You smile and say all the right things. Things we were taught to say from the time we were children. How to be polite to someone in your home, even the vacuum cleaner salesman who comes by every April rain or shine. Have a seat; would you like a drink; we have orange juice and iced tea. May I take your jacket? And what's that you have, a big back pack, like for hiking? Where is your luggage (that last part only in your head because you can see I have only the backpack)? How was your trip?

yet so very different; wiser and more confident,
out from under parental guidance and influence.
I wondered Did they beg you not to leave?

I say the trip was great, last week up to New Hampshire, week before down to Cape Cod.
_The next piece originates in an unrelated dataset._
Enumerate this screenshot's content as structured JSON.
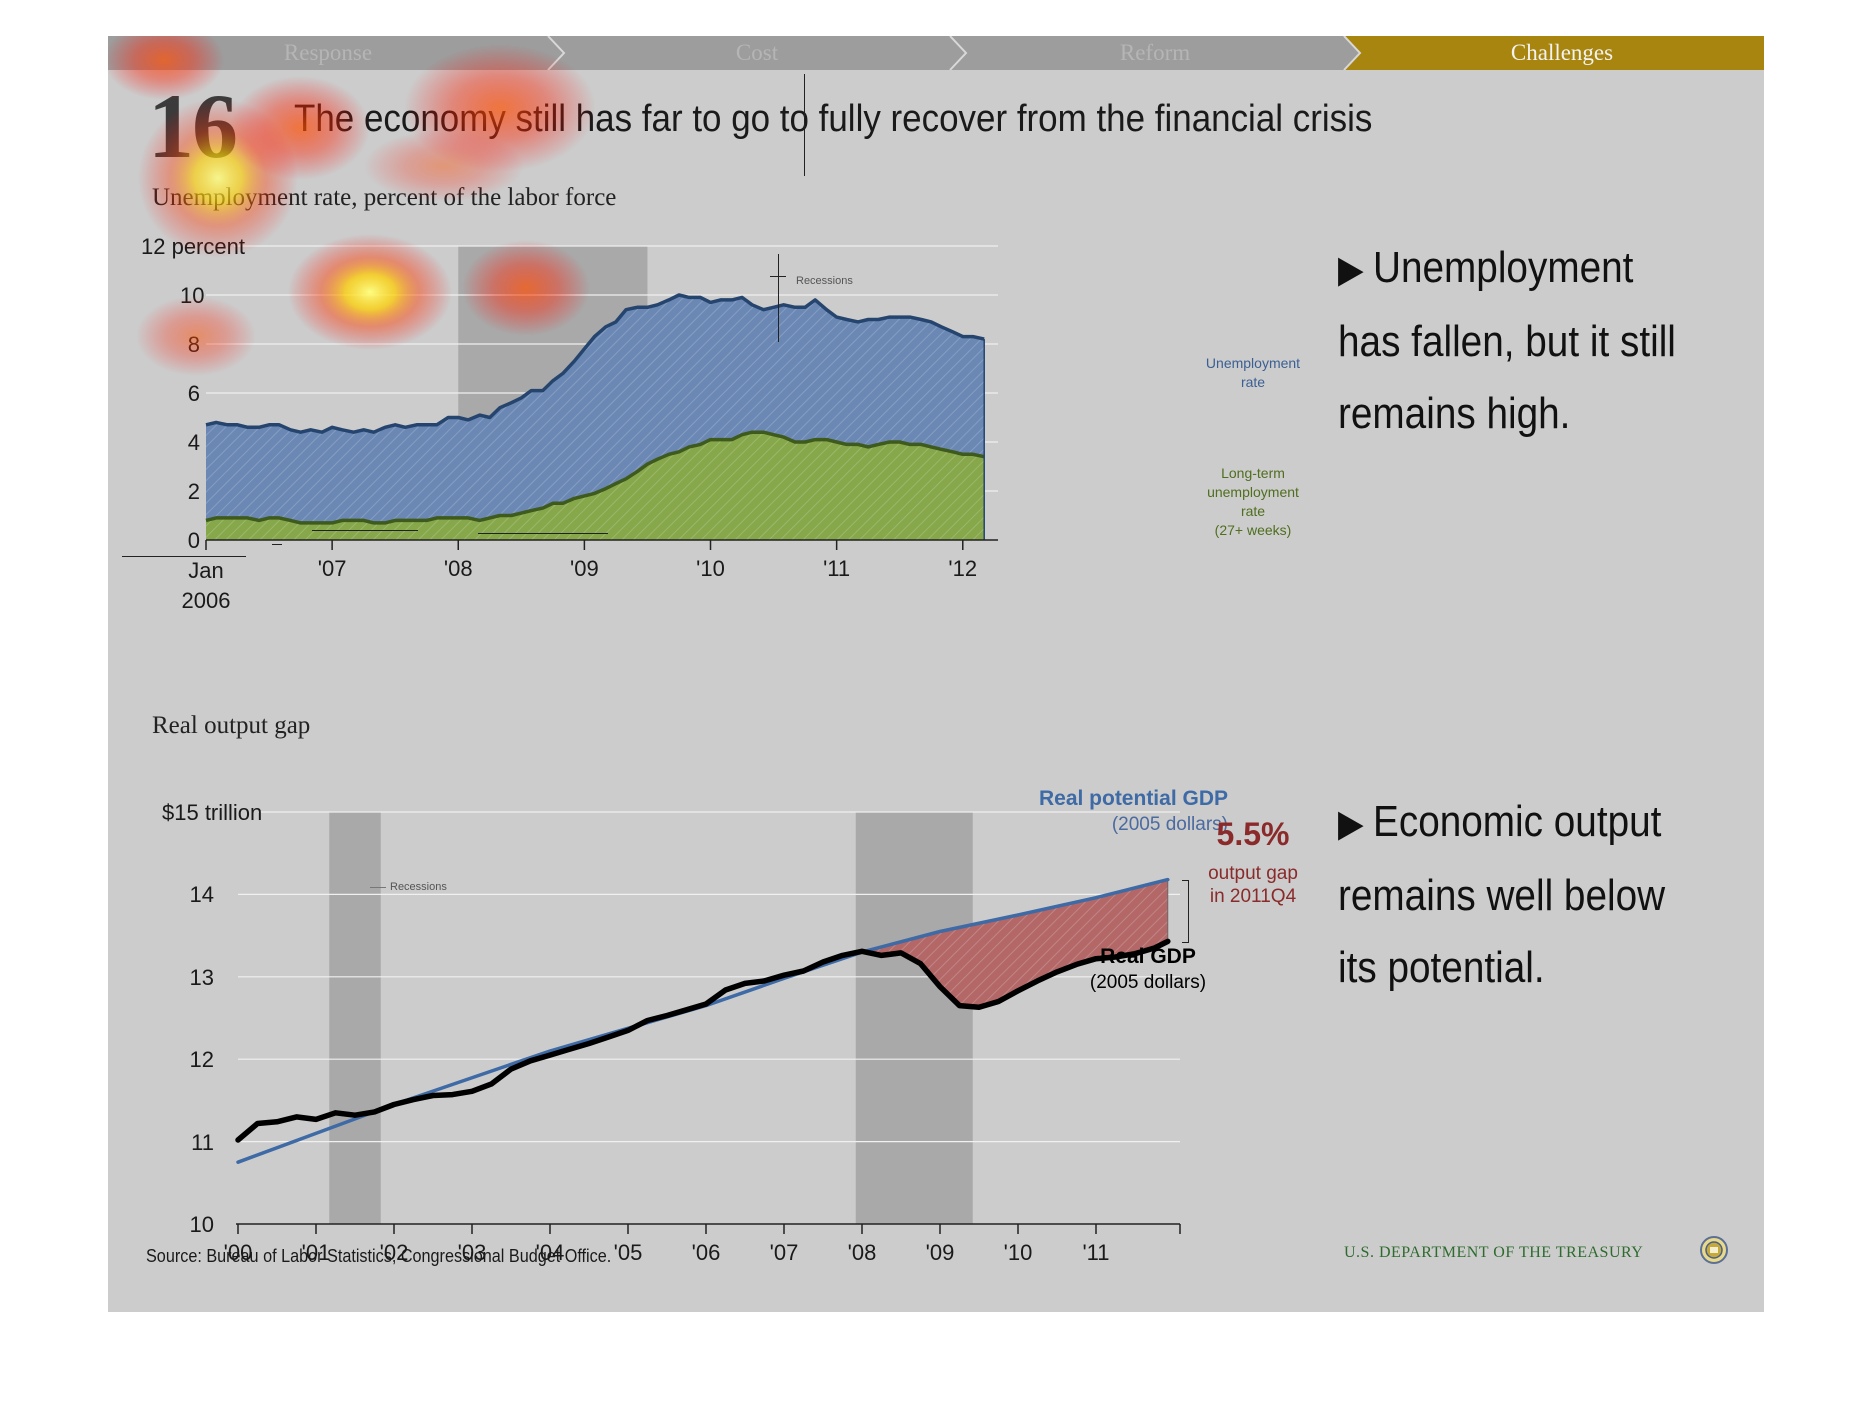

Then silence, because undoubtedly family gossip for the past month has revolved around the question of how I traveled three thousand miles cross-country, a young woman by herself. No one knew I was coming, and if I did not fly or take a train or ride the bus or drive my car, then how did I get here? Especially when my parents don't know the answers to these questions (which undoubtedly they were asked via prompt long distance telephone calls the first day I arrived). All the family is wondering – did I run away? No, I'm eighteen – I don't live in my parents' house any longer. I can do what I want, including make a trip back home to where I used to live and visit my aunts and uncles and cousins and old neighborhood, right? But there is still this mystery everyone wants to solve, yet no one is asking, and I'm not saying much beyond I caught a ride with a few friends. It's this elephant in the room, but everyone is too afraid to know the answer because it might mean. Well, I leave that to their imaginations

Sun-kissed from your gypsy approach to travel,
unapologetically drinking in the Eastern sister of your
Western coastline, you appeared happy to be home

You smile and ask how long I'm thinking of staying in New England and what are my plans for the summer. We sit on the edge of the sofa cushions in the parlor, ankles demurely crossed, sipping iced tea with lemon, making small talk about the weather and movies. Both of us listening politely, but it is essentially a Tupperware conversation, nothing of importance, nothing personal shared (although we never acknowledge that). Everything all vacuum sealed with niceties. And I feel it must be my fault because we used to be so close, and I can't help noticing you are still looking at me oddly – as if I am a stranger, a stranger sitting awkwardly in your parlor waiting to be welcomed, a stranger who looks exactly like someone you used to know quite well.